The relative improvement in binding stability over time brought about by the strategic design is also reflected from the high negative time-averaged \( \Delta {G}_{binding}^{mimic} \)values (Table 3) and their appreciably low standard deviations (roughly scaling to μ = 2σ for both HM19 and HM21). As a result, the corresponding \( \Delta \Delta {G}_{binding}^{mimic} \) values are also equally negative (HM19 −6.793 ± 5.990 kcal/mol; HM21 −6.487 ± 5.781 kcal/mol)—which further confirms the predicted improvement in their thermodynamic stability over time.

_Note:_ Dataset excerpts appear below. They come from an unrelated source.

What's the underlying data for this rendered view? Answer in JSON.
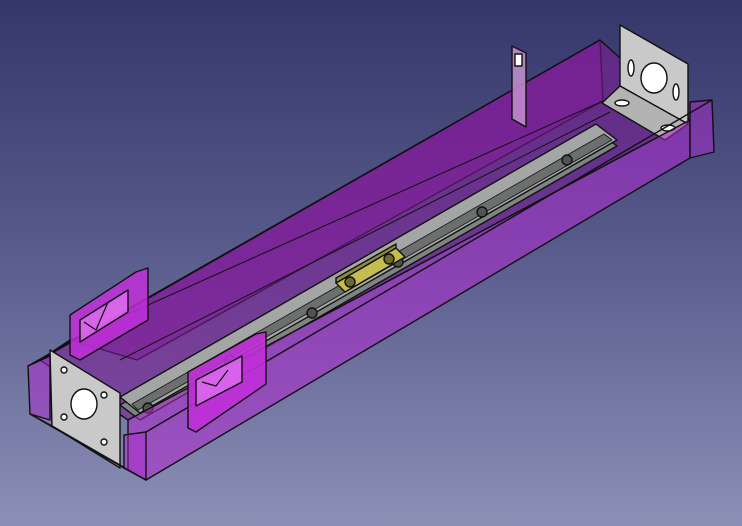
{
  "viewport": {
    "background_top": "#35366a",
    "background_bottom": "#8c8fb6"
  },
  "model": {
    "channel_color": "#9b1fb2",
    "bracket_color": "#c8c8c8",
    "rail_color": "#8e9190",
    "carriage_color": "#b8b24a",
    "edge_color": "#111111"
  }
}
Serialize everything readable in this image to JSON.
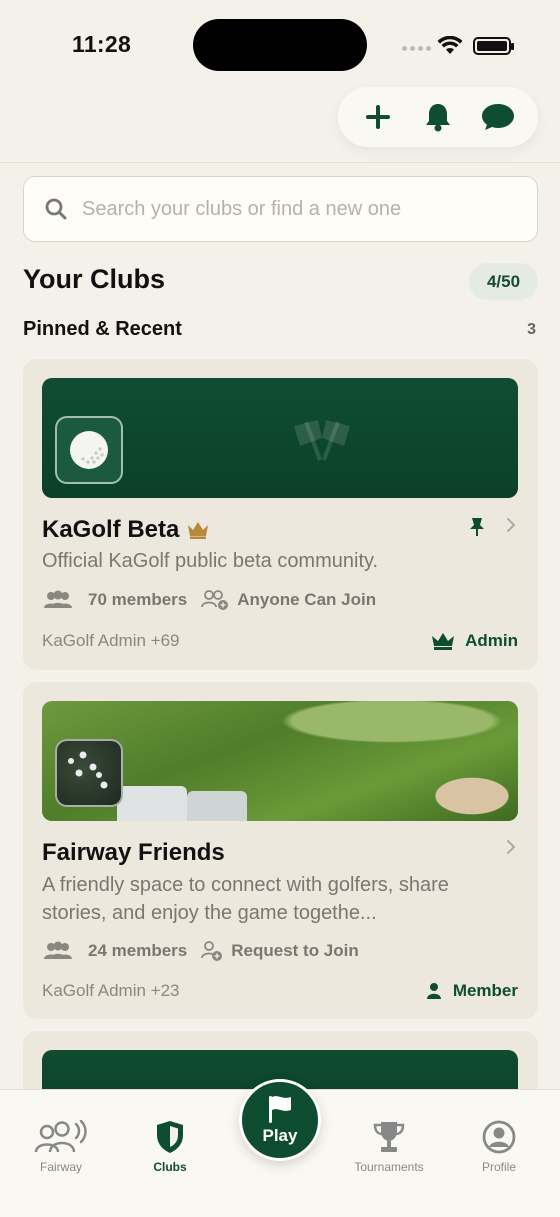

Thus the improvement in binding stability predicted from complementarity (EC in particular) is also clearly reflected in the corresponding free energy estimates of the binding events, over time.
Nullifying the feasibility of the proposed designed therapeutics to compete with the ACE2–angiotensin II binding
Angiotensin Converting Enzyme 2 (ACE2), a vital counter-regulatory component of the Renin-Angiotensin System (RAS), has recently got great attention in COVID-19 research for acting as a doorway to SARS-CoV-2 into the host cells [92,93,94,95,96]. Upon low blood flow, kidney cells convert the circulating pro-renins into renins which further take part in catalyzing the angiotensinogen secreted by liver cells into angiotensin I [95]. The membrane-bound Angiotensin Converting Enzyme (ACE) present on vascular endothelial cell surface in the lungs, thereafter, converts angiotensin I into angiotensin II which is an amphipathic linear octa-peptide that serves as a vasoconstrictor [95]. As a result, angiotensin II causes blood vessels to be constricted to increase blood pressure through engaging type 1 angiotensin receptor (AT1R) [96, 97]. Angiotensin II also increases blood pressure by stimulating adrenal cortex cells to secrete the aldosterone hormone. So, under normal physiological condition, a fine balance between ACE2–angiotensin II and ACE2–Ang-(1–7) has to be maintained in order to control the blood pressure and inflammation. As because SARS-CoV-2 utilizes the membrane bound ACE2 receptor to gain entry into host cells, so this is a condition where the viral Spike protein bound ACE2 receptors will be less available to angiotensin II. As a result, an equilibrium shift towards the increased activity of ACE2–angiotensin II might drive acute lung injury. Furthermore, according to the current hypothesis, SARS-CoV-2–ACE2 binding causes increased internalization and shedding off of the ACE2 receptor making it further unavailable to angiotensin II and thereby causing less production of Ang-(1–7). This can induce blood pressure along with direct parenchymal injury [98].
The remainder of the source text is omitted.